It seems that every day another industry is asking the government for money.
First, it was the banks. Not all banks—let’s be sure to remember that there are hundreds of banks across the country that have not acted irresponsibly and continue to do right by their customers. You all know which ones I’m talking about. They are largely responsible for the mess our economy is in. Our government was glad to set up a program with around $900 billion in it and the banks were supposed to use that money to keep the credit markets open. They haven’t done that. In fact, it’s hard to get a straight answer on exactly what has been going on with all that money.

Next, it was the car companies. GM, the largest selling automobile manufacturer in the world, can’t manage to stay afloat. How can that be? Polls show that the American people are overwhelmingly against giving money to the automakers. Lots of smart people say the best way for them to get out of their current situation is to file Chapter 7 bankruptcy, which would allow them to reorganize their debts, as well as renegotiate some pretty onerous union contracts. The Congress (barely) did the people’s business and refused to pass the bailout, but President Bush decided he knows better and gave them the money anyway.

I heard on the news yesterday that there are groups in the housing industry who are petitioning the government for some bailout money. Heck, why not? As long as we’re going to dump capitalism, you better get in line before the money dries up.

So, I recommend we all write to our congressional representatives and demand a bailout for you. Surely this economy has meant a downturn in your income. You deserve a bailout.

Not just you, either. Trade show attendance is down. I think the government needs to start cutting checks to all of the big trade shows. After all, it’s not their fault that you all can’t afford to go this year.

How about those of us who publish B-to-B magazines. This economy isn’t a walk in the park for us, either. As long as I’m asking the government for a bailout for you, couldn’t you put in a good word for me?

And, what about all of the people you do business with? Shouldn’t your local equipment dealer be getting a little government bailout?

How about the local truck dealership? You didn’t buy that new truck this year, so his kids aren’t going to camp this summer. Wait a minute, we already gave money to the auto industry. Will any of that money be given to the folks at the dealership? No, probably not. Let’s get them some!

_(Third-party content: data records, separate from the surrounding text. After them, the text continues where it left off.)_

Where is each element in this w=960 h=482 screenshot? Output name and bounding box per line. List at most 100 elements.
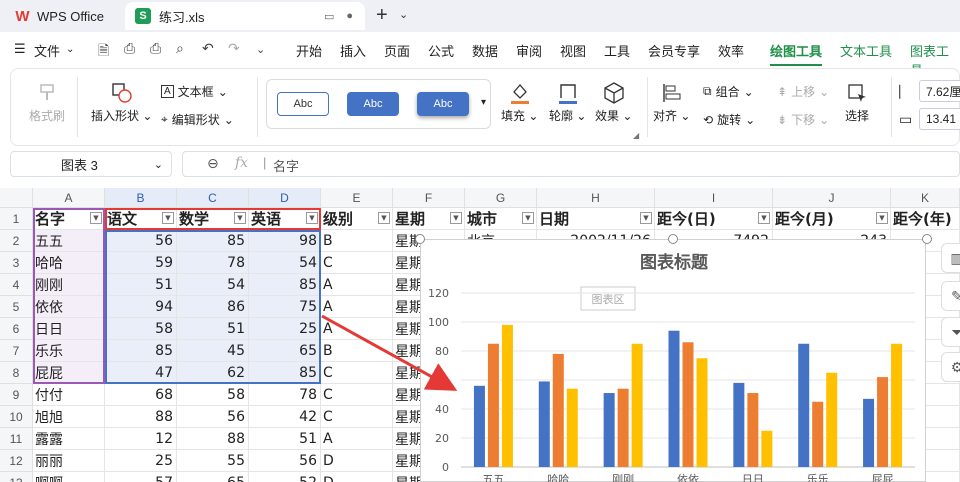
- shape-width-input[interactable]: 13.41: [919, 108, 960, 130]
- table-cell[interactable]: D: [321, 472, 393, 482]
- table-cell[interactable]: 51: [249, 428, 321, 450]
- row-header[interactable]: 3: [0, 252, 33, 274]
- chart-bar[interactable]: [696, 358, 708, 467]
- fill-button[interactable]: 填充 ⌄: [501, 79, 538, 124]
- select-button[interactable]: 选择: [845, 79, 869, 124]
- shape-height-input[interactable]: 7.62厘: [919, 80, 960, 102]
- row-header[interactable]: 9: [0, 384, 33, 406]
- gallery-more-icon[interactable]: ▾: [481, 97, 486, 108]
- row-header[interactable]: 2: [0, 230, 33, 252]
- table-cell[interactable]: B: [321, 340, 393, 362]
- chart-title[interactable]: 图表标题: [640, 252, 709, 273]
- chart-bar[interactable]: [487, 343, 499, 467]
- chart-bar[interactable]: [566, 388, 578, 467]
- format-painter-button[interactable]: 格式刷: [29, 79, 65, 124]
- table-cell[interactable]: 78: [249, 384, 321, 406]
- chart-bar[interactable]: [682, 342, 694, 467]
- table-cell[interactable]: C: [321, 252, 393, 274]
- print-icon[interactable]: ⎙: [150, 40, 161, 57]
- tab-file[interactable]: S 练习.xls ▭ ●: [125, 2, 365, 30]
- table-cell[interactable]: 露露: [33, 428, 105, 450]
- chevron-down-icon[interactable]: ⌄: [399, 8, 408, 21]
- chevron-down-icon[interactable]: ⌄: [154, 158, 163, 171]
- header-cell[interactable]: 星期 ▼: [393, 208, 465, 230]
- row-header[interactable]: 12: [0, 450, 33, 472]
- header-cell[interactable]: 城市 ▼: [465, 208, 537, 230]
- chart-filter-button[interactable]: ⏷: [941, 317, 960, 347]
- chart-bar[interactable]: [826, 372, 838, 467]
- chart-bar[interactable]: [891, 343, 903, 467]
- chart-bar[interactable]: [668, 330, 680, 467]
- column-header-d[interactable]: D: [249, 188, 321, 208]
- filter-dropdown-icon[interactable]: ▼: [640, 212, 652, 224]
- text-box-button[interactable]: A 文本框 ⌄: [161, 83, 228, 100]
- filter-dropdown-icon[interactable]: ▼: [378, 212, 390, 224]
- chart-resize-handle[interactable]: [415, 234, 425, 244]
- row-header[interactable]: 1: [0, 208, 33, 230]
- undo-icon[interactable]: ↶: [202, 40, 214, 57]
- tab-view[interactable]: 视图: [560, 41, 586, 60]
- header-cell[interactable]: 级别 ▼: [321, 208, 393, 230]
- file-menu[interactable]: 文件: [34, 41, 60, 60]
- chart-settings-button[interactable]: ⚙: [941, 352, 960, 382]
- table-cell[interactable]: 55: [177, 450, 249, 472]
- header-cell[interactable]: 日期 ▼: [537, 208, 655, 230]
- chart-bar[interactable]: [863, 398, 875, 467]
- save-icon[interactable]: 🗎: [98, 40, 109, 64]
- chart-resize-handle[interactable]: [922, 234, 932, 244]
- filter-dropdown-icon[interactable]: ▼: [758, 212, 770, 224]
- header-cell[interactable]: 距今(月) ▼: [773, 208, 891, 230]
- table-cell[interactable]: C: [321, 384, 393, 406]
- filter-dropdown-icon[interactable]: ▼: [450, 212, 462, 224]
- row-header[interactable]: 13: [0, 472, 33, 482]
- chart-bar[interactable]: [617, 388, 629, 467]
- chart-bar[interactable]: [733, 382, 745, 467]
- tab-text-tools[interactable]: 文本工具: [840, 41, 892, 60]
- group-button[interactable]: ⧉ 组合 ⌄: [703, 83, 754, 100]
- chart-style-button[interactable]: ✎: [941, 281, 960, 311]
- column-header-k[interactable]: K: [891, 188, 960, 208]
- column-header-g[interactable]: G: [465, 188, 537, 208]
- tab-formula[interactable]: 公式: [428, 41, 454, 60]
- export-icon[interactable]: ⎙: [124, 40, 135, 57]
- formula-content[interactable]: 名字: [273, 156, 299, 175]
- chart-bar[interactable]: [812, 401, 824, 467]
- row-header[interactable]: 7: [0, 340, 33, 362]
- tab-insert[interactable]: 插入: [340, 41, 366, 60]
- table-cell[interactable]: 88: [105, 406, 177, 428]
- outline-button[interactable]: 轮廓 ⌄: [549, 79, 586, 124]
- chart-bar[interactable]: [538, 381, 550, 467]
- rotate-button[interactable]: ⟲ 旋转 ⌄: [703, 111, 755, 128]
- row-header[interactable]: 4: [0, 274, 33, 296]
- table-cell[interactable]: D: [321, 450, 393, 472]
- hamburger-icon[interactable]: ☰: [14, 41, 26, 57]
- style-filled[interactable]: Abc: [347, 92, 399, 116]
- function-icon[interactable]: fx: [235, 155, 248, 171]
- table-cell[interactable]: 旭旭: [33, 406, 105, 428]
- chart-bar[interactable]: [747, 393, 759, 467]
- edit-shape-button[interactable]: ⌖ 编辑形状 ⌄: [161, 111, 234, 128]
- column-header-c[interactable]: C: [177, 188, 249, 208]
- table-cell[interactable]: A: [321, 296, 393, 318]
- effects-button[interactable]: 效果 ⌄: [595, 79, 632, 124]
- row-header[interactable]: 5: [0, 296, 33, 318]
- table-cell[interactable]: 65: [177, 472, 249, 482]
- row-header[interactable]: 6: [0, 318, 33, 340]
- table-cell[interactable]: A: [321, 428, 393, 450]
- insert-shape-button[interactable]: 插入形状 ⌄: [91, 79, 152, 124]
- table-cell[interactable]: 啊啊: [33, 472, 105, 482]
- style-outline[interactable]: Abc: [277, 92, 329, 116]
- column-header-e[interactable]: E: [321, 188, 393, 208]
- zoom-formula-icon[interactable]: ⊖: [207, 155, 219, 172]
- table-cell[interactable]: A: [321, 274, 393, 296]
- print-preview-icon[interactable]: ⌕: [176, 40, 184, 57]
- bring-forward-button[interactable]: ⇞ 上移 ⌄: [777, 83, 829, 100]
- tab-review[interactable]: 审阅: [516, 41, 542, 60]
- window-mode-icon[interactable]: ▭: [324, 10, 334, 23]
- column-header-i[interactable]: I: [655, 188, 773, 208]
- table-cell[interactable]: 42: [249, 406, 321, 428]
- table-cell[interactable]: C: [321, 406, 393, 428]
- chart-bar[interactable]: [761, 430, 773, 467]
- table-cell[interactable]: 52: [249, 472, 321, 482]
- column-header-a[interactable]: A: [33, 188, 105, 208]
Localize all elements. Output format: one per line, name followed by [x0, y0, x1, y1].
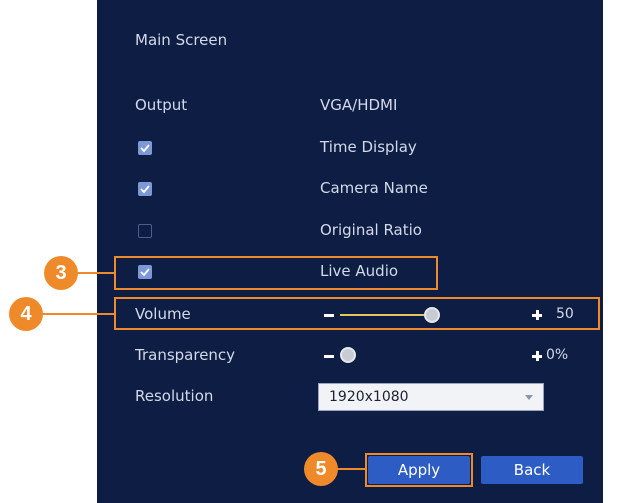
transparency-label: Transparency — [135, 346, 236, 364]
resolution-label: Resolution — [135, 387, 214, 405]
annotation-step-4-badge: 4 — [9, 297, 43, 331]
transparency-slider-handle[interactable] — [340, 347, 356, 363]
camera-name-label: Camera Name — [320, 179, 428, 197]
output-value: VGA/HDMI — [320, 96, 398, 114]
transparency-minus-icon[interactable] — [324, 355, 334, 358]
annotation-step-5-badge: 5 — [304, 452, 338, 486]
checkmark-icon — [140, 185, 150, 194]
chevron-down-icon — [525, 395, 533, 400]
annotation-step-3-badge: 3 — [44, 256, 78, 290]
camera-name-checkbox[interactable] — [138, 182, 152, 196]
annotation-step-3-leader — [77, 272, 114, 274]
back-button[interactable]: Back — [481, 456, 583, 484]
transparency-plus-icon-vertical — [535, 351, 539, 361]
annotation-step-4-box — [114, 297, 600, 330]
time-display-checkbox[interactable] — [138, 141, 152, 155]
screenshot-stage: Main Screen Output VGA/HDMI Time Display… — [0, 0, 620, 503]
original-ratio-label: Original Ratio — [320, 221, 422, 239]
annotation-step-4-leader — [42, 313, 114, 315]
settings-panel — [97, 0, 603, 503]
resolution-dropdown[interactable]: 1920x1080 — [318, 383, 544, 411]
annotation-step-5-leader — [337, 468, 365, 470]
annotation-step-3-box — [114, 256, 438, 290]
panel-title: Main Screen — [135, 31, 228, 49]
checkmark-icon — [140, 144, 150, 153]
output-label: Output — [135, 96, 188, 114]
transparency-value: 0% — [546, 347, 569, 363]
original-ratio-checkbox[interactable] — [138, 224, 152, 238]
annotation-step-5-box — [365, 453, 473, 487]
time-display-label: Time Display — [320, 138, 417, 156]
resolution-selected-value: 1920x1080 — [329, 389, 409, 405]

With fewer customers, you’re burning less fuel. Shouldn’t your local gas station be getting some government assistance?

What about Starbucks? If you’re cutting back on lattes, I think we need to be mindful of how that affects the local coffee barista. Give them some dough.

Do you see where this ends?

I’ve talked with hundreds of you over the course of the last year. Most of you are feeling a little pinch (or a big pinch), but you’re doing what you must to get by. The smarter ones are using this economy as an opportunity, grabbing market share while some of your competitors are running scared. That’s the way a free, capitalistic market is supposed to work.

We are standing on a very slippery slope right now. Let’s hope Congress and the new administration listens to the will of the people and stops this bailout nonsense. As was proven back in the 1930s and ‘40s, the government can’t give out enough money to stimulate the economy back to health. None of Roosevelt’s programs did a thing to change the economy (it’s true, look it up). Getting us into World War II did that. Want some more examples? How about the Soviet Union. How about Cuba? Heck, even China got the message and is prospering because of their turning away from socialism and government control and turning towards capitalism and entrepreneurship.

We don’t need a bailout in this industry or in any other. Hard work is what will get our economy humming again. It’s the only thing that works every time.